Bishop: Existing Parks Must Be Enjoyable, Maintained
The National Park Service has funding issues, but addressing some of the underlying, contributing factors is more important and will be more beneficial than simply throwing more money at the problem.
During the Bush years, the National Park Service received consecutive $100 million-plus funding increases. Obviously money alone is not a solution. Despite the additional cash, the NPS still managed to nearly double its maintenance liabilities while the number of park visitors, especially among the young, continued to decline.
The past director of the National Park Service actually recognized these trends and attempted to revitalize our parks with new marketing strategies, new funding strategies, new “visitor friendly— strategies for staff and a concerted effort to attract new, younger visitors.
Unfortunately, she retired and the current NPS staff is now tasked with either continuing the former director’s refreshing course or returning to old patterns. I believe three issues should be considered before deciding which direction our park system will head:
1. The purpose of a national park is to be seen, used and enjoyed. If people are not encouraged to visit, there is no sense in maintaining the site. This is a matter of both logistics and attitude.
The National Park Service is either the keeper of our national treasures or the gatekeepers impeding Americans’ enjoyment of those same treasures. If it is the latter, we are all wasting our time and tax dollars. The NPS must insist all the units are welcoming and family friendly.
In the past we have missed the mark. A past administration famously declared the public was “loving our parks to death.— It seized the moment to demolish family campsites, ban personal watercraft and prohibit snowmobile options.
None of this was terribly welcoming to family visitors.

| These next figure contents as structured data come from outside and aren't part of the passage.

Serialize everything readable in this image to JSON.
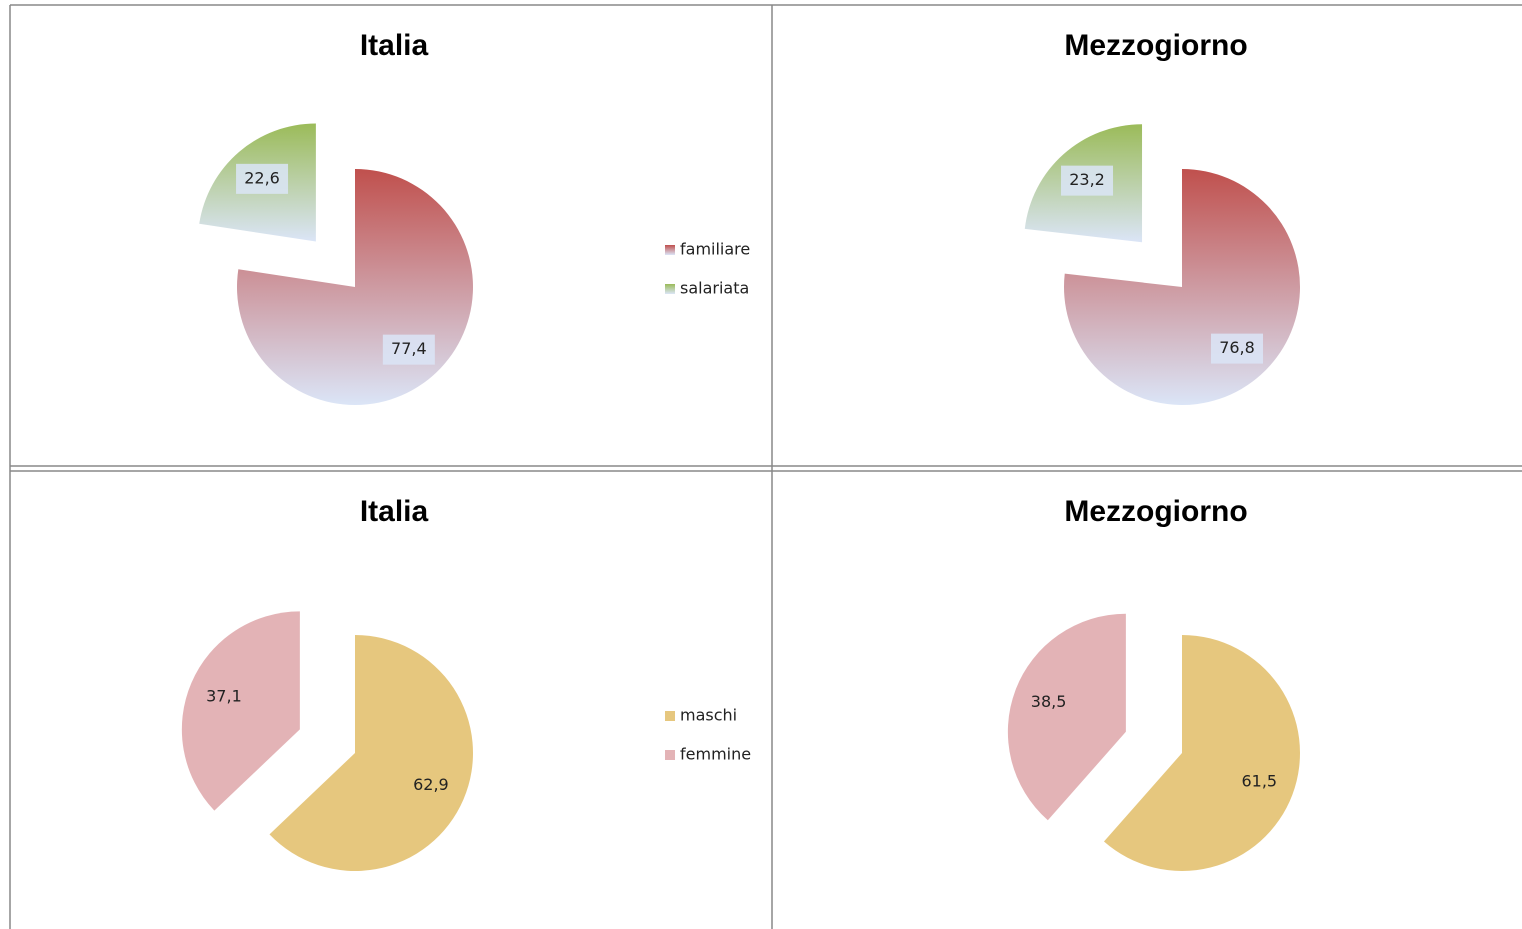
{
  "chart_data": [
    {
      "type": "pie",
      "title": "Italia",
      "categories": [
        "familiare",
        "salariata"
      ],
      "values": [
        77.4,
        22.6
      ],
      "value_labels": [
        "77,4",
        "22,6"
      ],
      "colors": [
        "#c0504d",
        "#9bbb59"
      ],
      "legend": "right"
    },
    {
      "type": "pie",
      "title": "Mezzogiorno",
      "values": [
        76.8,
        23.2
      ],
      "value_labels": [
        "76,8",
        "23,2"
      ],
      "colors": [
        "#c0504d",
        "#9bbb59"
      ]
    },
    {
      "type": "pie",
      "title": "Italia",
      "categories": [
        "maschi",
        "femmine"
      ],
      "values": [
        62.9,
        37.1
      ],
      "value_labels": [
        "62,9",
        "37,1"
      ],
      "colors": [
        "#e6c77e",
        "#e3b3b6"
      ],
      "legend": "right"
    },
    {
      "type": "pie",
      "title": "Mezzogiorno",
      "values": [
        61.5,
        38.5
      ],
      "value_labels": [
        "61,5",
        "38,5"
      ],
      "colors": [
        "#e6c77e",
        "#e3b3b6"
      ]
    }
  ]
}
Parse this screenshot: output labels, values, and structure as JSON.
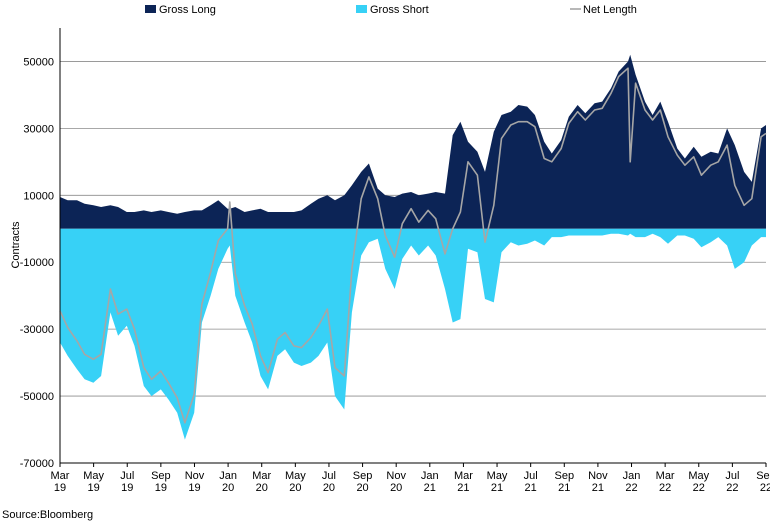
{
  "chart_data": {
    "type": "area",
    "ylabel": "Contracts",
    "ylim": [
      -70000,
      60000
    ],
    "y_ticks": [
      "50000",
      "30000",
      "10000",
      "-10000",
      "-30000",
      "-50000",
      "-70000"
    ],
    "x_tick_labels": [
      [
        "Mar",
        "19"
      ],
      [
        "May",
        "19"
      ],
      [
        "Jul",
        "19"
      ],
      [
        "Sep",
        "19"
      ],
      [
        "Nov",
        "19"
      ],
      [
        "Jan",
        "20"
      ],
      [
        "Mar",
        "20"
      ],
      [
        "May",
        "20"
      ],
      [
        "Jul",
        "20"
      ],
      [
        "Sep",
        "20"
      ],
      [
        "Nov",
        "20"
      ],
      [
        "Jan",
        "21"
      ],
      [
        "Mar",
        "21"
      ],
      [
        "May",
        "21"
      ],
      [
        "Jul",
        "21"
      ],
      [
        "Sep",
        "21"
      ],
      [
        "Nov",
        "21"
      ],
      [
        "Jan",
        "22"
      ],
      [
        "Mar",
        "22"
      ],
      [
        "May",
        "22"
      ],
      [
        "Jul",
        "22"
      ],
      [
        "Sep",
        "22"
      ]
    ],
    "x": [
      "2019-03-01",
      "2019-03-15",
      "2019-04-01",
      "2019-04-15",
      "2019-05-01",
      "2019-05-15",
      "2019-06-01",
      "2019-06-15",
      "2019-07-01",
      "2019-07-15",
      "2019-08-01",
      "2019-08-15",
      "2019-09-01",
      "2019-09-15",
      "2019-10-01",
      "2019-10-15",
      "2019-11-01",
      "2019-11-15",
      "2019-12-01",
      "2019-12-15",
      "2020-01-01",
      "2020-01-05",
      "2020-01-15",
      "2020-02-01",
      "2020-02-15",
      "2020-03-01",
      "2020-03-15",
      "2020-04-01",
      "2020-04-15",
      "2020-05-01",
      "2020-05-15",
      "2020-06-01",
      "2020-06-15",
      "2020-07-01",
      "2020-07-15",
      "2020-08-01",
      "2020-08-15",
      "2020-09-01",
      "2020-09-15",
      "2020-10-01",
      "2020-10-15",
      "2020-11-01",
      "2020-11-15",
      "2020-12-01",
      "2020-12-15",
      "2021-01-01",
      "2021-01-15",
      "2021-02-01",
      "2021-02-15",
      "2021-03-01",
      "2021-03-15",
      "2021-04-01",
      "2021-04-15",
      "2021-05-01",
      "2021-05-15",
      "2021-06-01",
      "2021-06-15",
      "2021-07-01",
      "2021-07-15",
      "2021-08-01",
      "2021-08-15",
      "2021-09-01",
      "2021-09-15",
      "2021-10-01",
      "2021-10-15",
      "2021-11-01",
      "2021-11-15",
      "2021-12-01",
      "2021-12-15",
      "2022-01-01",
      "2022-01-05",
      "2022-01-15",
      "2022-02-01",
      "2022-02-15",
      "2022-03-01",
      "2022-03-15",
      "2022-04-01",
      "2022-04-15",
      "2022-05-01",
      "2022-05-15",
      "2022-06-01",
      "2022-06-15",
      "2022-07-01",
      "2022-07-15",
      "2022-08-01",
      "2022-08-15",
      "2022-09-01",
      "2022-09-10"
    ],
    "series": [
      {
        "name": "Gross Long",
        "color": "#0c2456",
        "values": [
          9500,
          8500,
          8500,
          7500,
          7000,
          6500,
          7000,
          6500,
          5000,
          5000,
          5500,
          5000,
          5500,
          5000,
          4500,
          5000,
          5500,
          5500,
          7000,
          8500,
          6000,
          6000,
          6500,
          5000,
          5500,
          6000,
          5000,
          5000,
          5000,
          5000,
          5500,
          7500,
          9000,
          10000,
          8500,
          10000,
          13000,
          17000,
          19500,
          12000,
          10000,
          9500,
          10500,
          11000,
          10000,
          10500,
          11000,
          10500,
          28000,
          32000,
          26000,
          23000,
          17000,
          29000,
          34000,
          35000,
          37000,
          36500,
          34000,
          26000,
          22500,
          26500,
          33500,
          37000,
          34500,
          37500,
          38000,
          42000,
          47000,
          50000,
          52000,
          46000,
          38000,
          34000,
          38000,
          32000,
          24000,
          21000,
          24500,
          21500,
          23000,
          22500,
          30000,
          25000,
          17000,
          14000,
          30000,
          31000
        ]
      },
      {
        "name": "Gross Short",
        "color": "#37d1f6",
        "values": [
          -34000,
          -38000,
          -42000,
          -45000,
          -46000,
          -44000,
          -25000,
          -32000,
          -29000,
          -35000,
          -47000,
          -50000,
          -48000,
          -51000,
          -55000,
          -63000,
          -55000,
          -28000,
          -20000,
          -12000,
          -6000,
          -5000,
          -20000,
          -28000,
          -34000,
          -44000,
          -48000,
          -38000,
          -36000,
          -40000,
          -41000,
          -40000,
          -38000,
          -34000,
          -50000,
          -54000,
          -25000,
          -8000,
          -4000,
          -3000,
          -12000,
          -18000,
          -9000,
          -5000,
          -8000,
          -5000,
          -8000,
          -18000,
          -28000,
          -27000,
          -6000,
          -7000,
          -21000,
          -22000,
          -7000,
          -4000,
          -5000,
          -4500,
          -3500,
          -5000,
          -2500,
          -2500,
          -2000,
          -2000,
          -2000,
          -2000,
          -2000,
          -1500,
          -1500,
          -2000,
          -1500,
          -2500,
          -2500,
          -1500,
          -2500,
          -4500,
          -2000,
          -2000,
          -3000,
          -5500,
          -4000,
          -2500,
          -5000,
          -12000,
          -10000,
          -5000,
          -2500,
          -2500
        ]
      },
      {
        "name": "Net Length",
        "color": "#a6a6a6",
        "values": [
          -24500,
          -29500,
          -33500,
          -37500,
          -39000,
          -37500,
          -18000,
          -25500,
          -24000,
          -30000,
          -41500,
          -45000,
          -42500,
          -46000,
          -50500,
          -58000,
          -49500,
          -22500,
          -13000,
          -3500,
          0,
          8000,
          -13500,
          -23000,
          -28500,
          -38000,
          -43000,
          -33000,
          -31000,
          -35000,
          -35500,
          -32500,
          -29000,
          -24000,
          -41500,
          -44000,
          -12000,
          9000,
          15500,
          9000,
          -2000,
          -8500,
          1500,
          6000,
          2000,
          5500,
          3000,
          -7500,
          0,
          5000,
          20000,
          16000,
          -4000,
          7000,
          27000,
          31000,
          32000,
          32000,
          30500,
          21000,
          20000,
          24000,
          31500,
          35000,
          32500,
          35500,
          36000,
          40500,
          45500,
          48000,
          20000,
          43500,
          35500,
          32500,
          35500,
          27500,
          22000,
          19000,
          21500,
          16000,
          19000,
          20000,
          25000,
          13000,
          7000,
          9000,
          27500,
          28500
        ]
      }
    ],
    "legend": [
      "Gross Long",
      "Gross Short",
      "Net Length"
    ],
    "legend_position": "top",
    "grid": "horizontal",
    "source": "Source:Bloomberg"
  }
}
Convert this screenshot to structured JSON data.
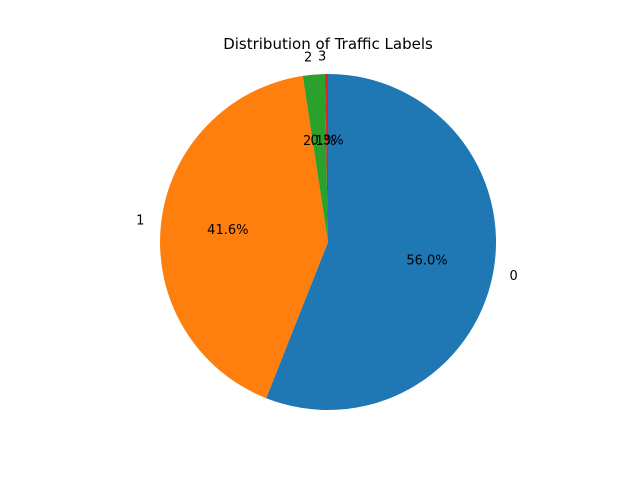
{
  "chart_data": {
    "type": "pie",
    "title": "Distribution of Traffic Labels",
    "start_angle_deg": 90,
    "direction": "clockwise",
    "slices": [
      {
        "label": "0",
        "value": 56.0,
        "pct_text": "56.0%",
        "color": "#1f77b4"
      },
      {
        "label": "1",
        "value": 41.6,
        "pct_text": "41.6%",
        "color": "#ff7f0e"
      },
      {
        "label": "2",
        "value": 2.1,
        "pct_text": "2.1%",
        "color": "#2ca02c"
      },
      {
        "label": "3",
        "value": 0.3,
        "pct_text": "0.3%",
        "color": "#d62728"
      }
    ]
  }
}
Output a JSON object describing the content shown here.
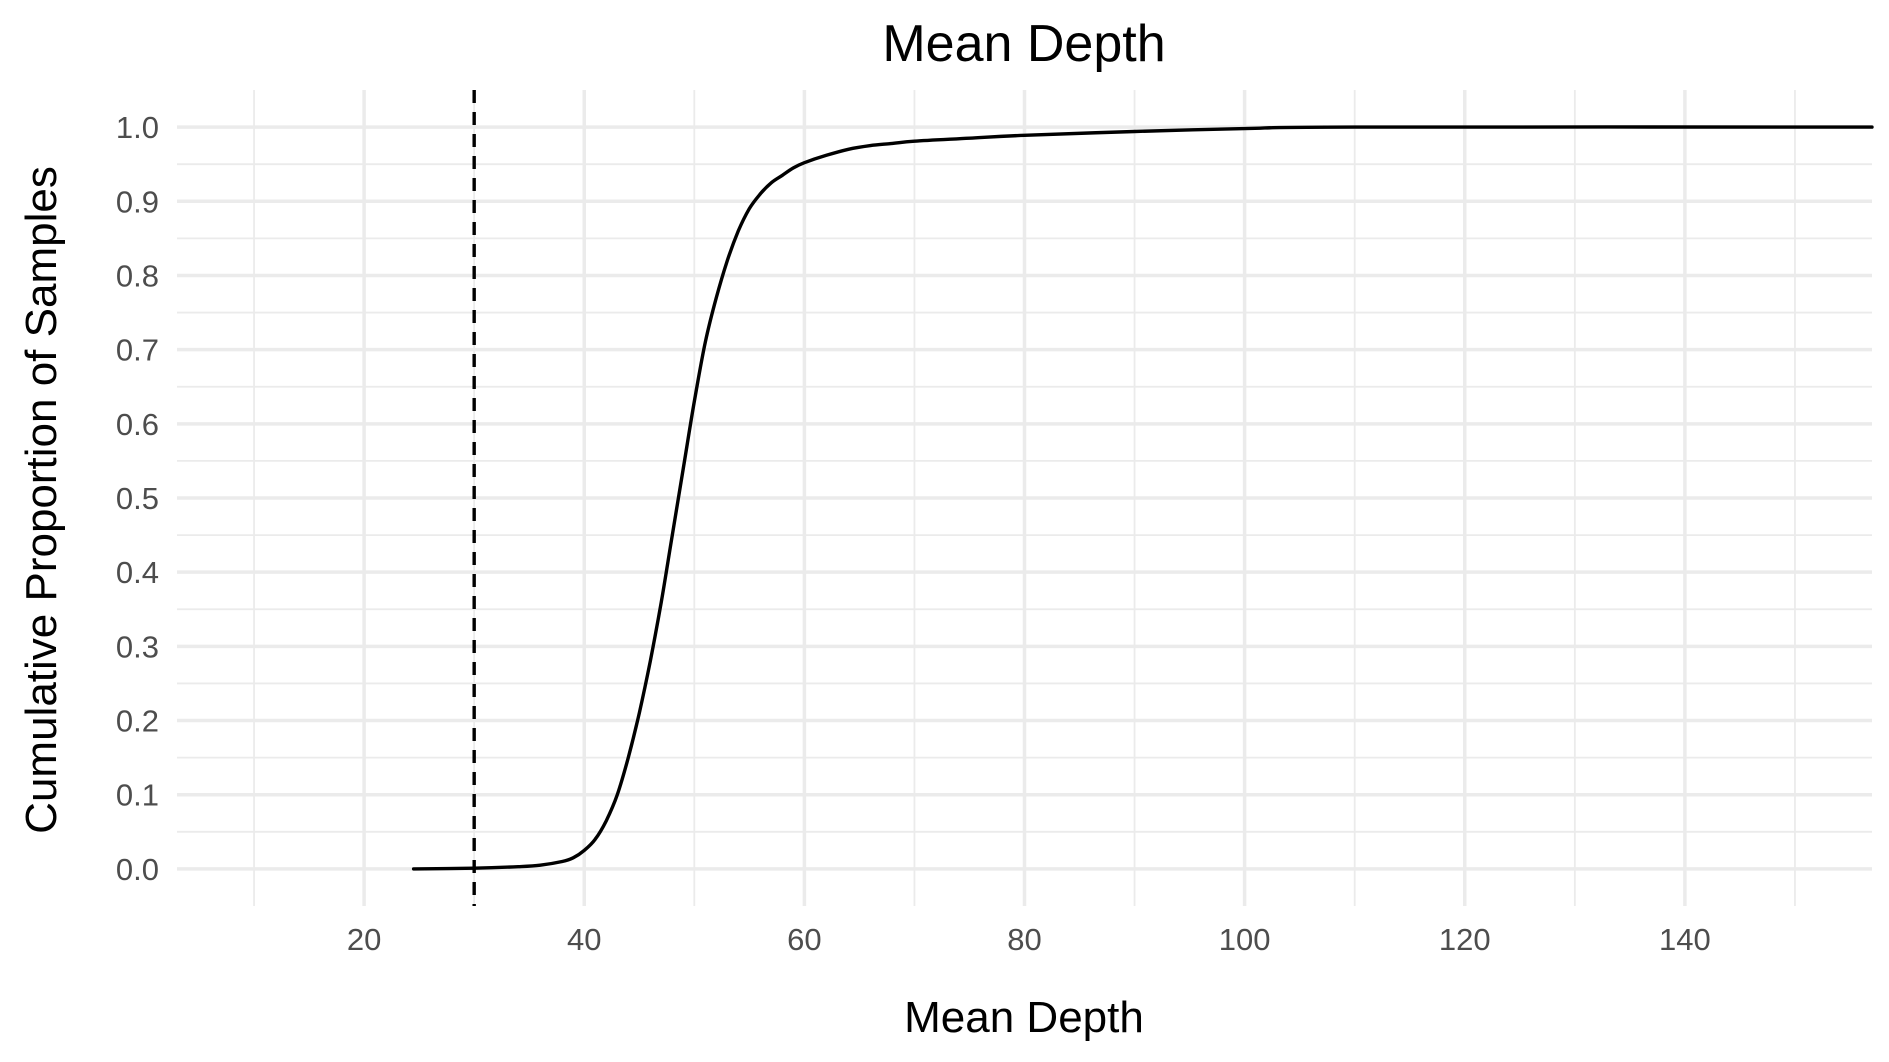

This new administration has also proposed new regulations designed to phase out almost all available fishing tackle and ammunition (particularly needed by subsistence hunters), which will significantly discourage sportsmen from returning to the parks.
The park service is also stepping up efforts to tell visitors they are killing the parks. A new program will allow a visitor to calculate one’s carbon footprint as he visits a park. Nothing creates fond family memories like a good ol’-fashioned carbon calculate-off.
A constituent recently related a personal experience at a major park’s visitor center. As he perused the displays he came across one that explained how walking next to trees stresses them and ultimately leads to their deaths. Now feeling like an assassin, he wasn’t too excited about exploring the majestic tree stands or, more significantly, even returning to the national parks.
The recent concealed weapons permit fiasco kept the anti-entrance attitude alive. The Bush administration updated regulations and allowed legal permit holders to exercise their 2nd Amendment rights in accordance with applicable state law. This is the same policy the National Forest System and the Bureau of Land Management currently use, and it works. But now that change may be reversed. If the NPS insists on a standard that is more restrictive, the parks send out the signal that the Constitution is not respected on park land and certain average Americans are not welcome.
2. We have a serious maintenance backlog, and the park system needs to take care of what it has before expanding to take on new lands and duties. Here Congress shares the blame. Congress funnels pork projects to home districts, burdening the system and the taxpayer with questionable projects. Why did Congress this year create a new national park in an urban setting when the NPS concluded the area did not have the unique criteria to qualify as a park? If the Park Service doesn’t want it and can’t fully manage what it already has, why spend $37 million to create a new unit — and even more to operate it?
Congress added new park funding in the stimulus bill. That’s fine. Then Congress created five times that amount in new liabilities in the Omnibus Lands Act. Congress has to learn to behave. Is it really in our best interest to buy an old golf course near Gettysburg when visitor centers in existing parks are condemned and closed for lack of funds?
3. The alleged Friends of the National Park Service have to quit suing the National Park Service over every NPS policy. We need to spend the money on real park services and protections and not on litigation. I don’t care how noble those who bring these suits think their causes may be, they hurt the parks!
Our parks are national treasures. Americans want them accessible, protected and decently funded. We can better fund our National Park System by limiting costly litigation, by taking care of the units already on the books instead of adding new ones, and by creating more inviting policies and attitudes which will increase the number of visitors.
Rep. Rob Bishop (R-Utah) is the ranking member of the House Natural Resources Subcommittee on National Parks, Forests and Public Lands.